Wine Business Solutions Blog

Righting the Ship - The Top Ten Tips for Weathering the Storm

Peter McAtamney - Monday, March 21, 2011

From March Issue of Wine Business Monthly.

There is no doubting that the last 2-3 years have been a veritable “perfect storm” for the wine industry. A number of our clients have done extremely well during that time whilst some of their competitors have suffered the humiliation of very public announcements about profit downgrades etc.

 

What have the best performing businesses done to weather the storm ?

 

We canvassed clients widely on this. Some of what they told us was what we expected. (You would hope so given that this is what they pay us for). Some provided us with fresh insight, once again proving the value of having a good network.

The best performing wine businesses, in WBS’ view after talking to successful clients, are the ones that:

Have a very clear but adaptable business plan. This might sound like we’re spruiking for work but these are our clients’ words not ours. Forecasting tools for the wine industry have become a lot more accurate and sophisticated. Those using them can adapt quickly, responding to opportunity, adjusting inventories and avoiding waste.

If sales slow, operating overheads get adjusted. Those that simply sell off bulk wine and keep spending soon find that their margins erode and their cashflow / business value gets heavily impacted.

Understand their optimal size. It is critical to right size your business around its oppourtunity and not pursue growth for growth’s sake. One of the best ways to stop bleeding cash is to stop growth and raise prices. You can’t shrink to greatness but the most important decision you can make is around – “where are we, what do we do here, how much wine is that, how much of that can we expect to own for ourselves, what resources do we actually really need to make that happen and will all of that make us happy?”

Have only pursued business that can be done at sustainable margins. It amazes me that people I meet still fight the Deloitte benchmarks because the sample isn’t statistically significant or whatever. It is not the benchmark that matters. There is a common sense reason why the number is 50% across your business (unless you are producing more than about 100,000 cases after which your operating overhead costs you less by proportion). If you can manage 20% EBITDA, you are going to have to pay 4-7% (most likely) to the bank and the tax man is going to take 30%. That barely leaves enough to cover most business’s cost of capital. We do have clients that run very low overheads and don’t need that 50% gross margin. If any deal leaves your business with less than 20% EBITDA, however, it's then time to “just say no”!

Have paired back inventory and operating costs. This is always the hardest part (letting go of your beloved winemaking creations at hard to swallow prices or saying goodbye to people) but it must be done and the earlier this gets addressed, the better.

Have paid down debt and are not beholden to their bank. Most of us, in taking money from the bank, are not thinking about paying it back but that is, after all, what the bank expects. Those who do not have a plan in place to show the bank how they will do this put their business at great risk.
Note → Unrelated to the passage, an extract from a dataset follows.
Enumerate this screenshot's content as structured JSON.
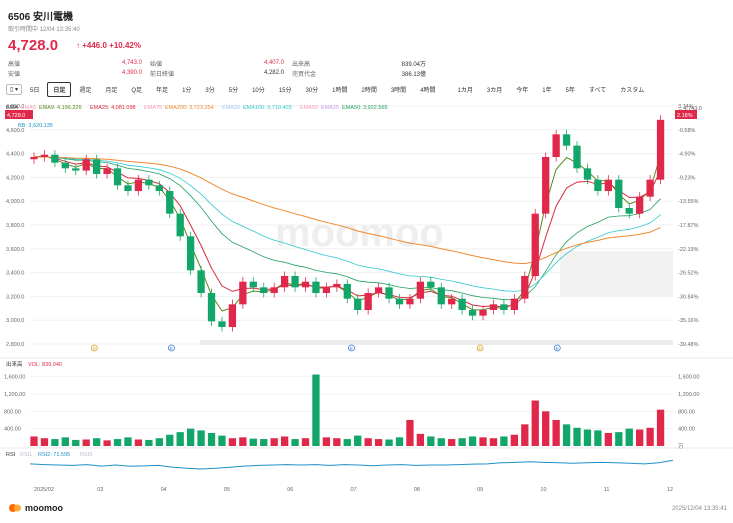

The banks, generally, have no appetite for extending credit to the wine industry whatsoever. In some ways this is a good thing as it will reduce competition from new entrants. You don’t want to be on the wrong side of the bank at this time, however.
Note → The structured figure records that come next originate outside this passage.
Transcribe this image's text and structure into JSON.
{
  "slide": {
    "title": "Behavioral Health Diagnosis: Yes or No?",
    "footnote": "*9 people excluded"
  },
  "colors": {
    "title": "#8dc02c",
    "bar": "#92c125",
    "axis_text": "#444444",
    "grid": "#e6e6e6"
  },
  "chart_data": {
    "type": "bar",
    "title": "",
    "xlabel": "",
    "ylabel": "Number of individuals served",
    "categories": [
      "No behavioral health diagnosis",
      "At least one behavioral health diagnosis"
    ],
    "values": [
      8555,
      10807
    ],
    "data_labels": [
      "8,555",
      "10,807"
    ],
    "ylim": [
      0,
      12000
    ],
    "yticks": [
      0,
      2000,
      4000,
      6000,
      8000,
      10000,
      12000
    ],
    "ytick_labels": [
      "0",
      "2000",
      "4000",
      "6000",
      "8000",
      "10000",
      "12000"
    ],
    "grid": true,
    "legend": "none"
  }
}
Are not dependent on government rebates for survival. This is a controversial one but all of my best performing clients are taking the WET rebate as a bonus and are investing it in things that will help their businesses in the long run. They are not using it to fund gaps in cashflow that the business would sink without.

Know how to do business with multiple retailers if they have to. Coke does it, Kelloggs do it and Colgate Palmolive does it too. You can dance with the devil. You just have to be extremely smart about not letting him take your soul.

Have channel strategies that strike the right balance between achieving sales and protecting brands. I still run into people every day who believe what supermarket buyers tell them. Even the biggest companies fall for this. For example, I was told that 7 people in the UK buy 92% of wine. My question was 92% of what wine? Supermarkets are 80% of Off-Premise sales which constitute 80% of the market. That leaves you with about 60 Million cases of imported wine that those guys are not squeezing suppliers to death for…

Run strategies that reduce reliance on individual customers and place as little business as possible with multiple retailers.
In times of oversupply, retailers are always going to have the upper hand. In markets like the UK, Australia and New Zealand where large scale wine retail is relatively new to supermarkets, those buyers are not letting suppliers make money. In Europe and the US where they’ve been doing this for longer, it is possible to find multiple retailers with a more long term view of client relationships. Diversified markets mitigate currency risk. Diversified channels will not only reduce risk but help build your brand if well implemented. A diversified offer gives you flexibility but that must never be at the expense of focus.

 

For those of you who have already done all of the above and who have the possibility to seize oppourtunity as it presents itself, this should be the ideal time to position your business for profit growth. For those who have not, time to get busy. We’d of course would love to help if we can.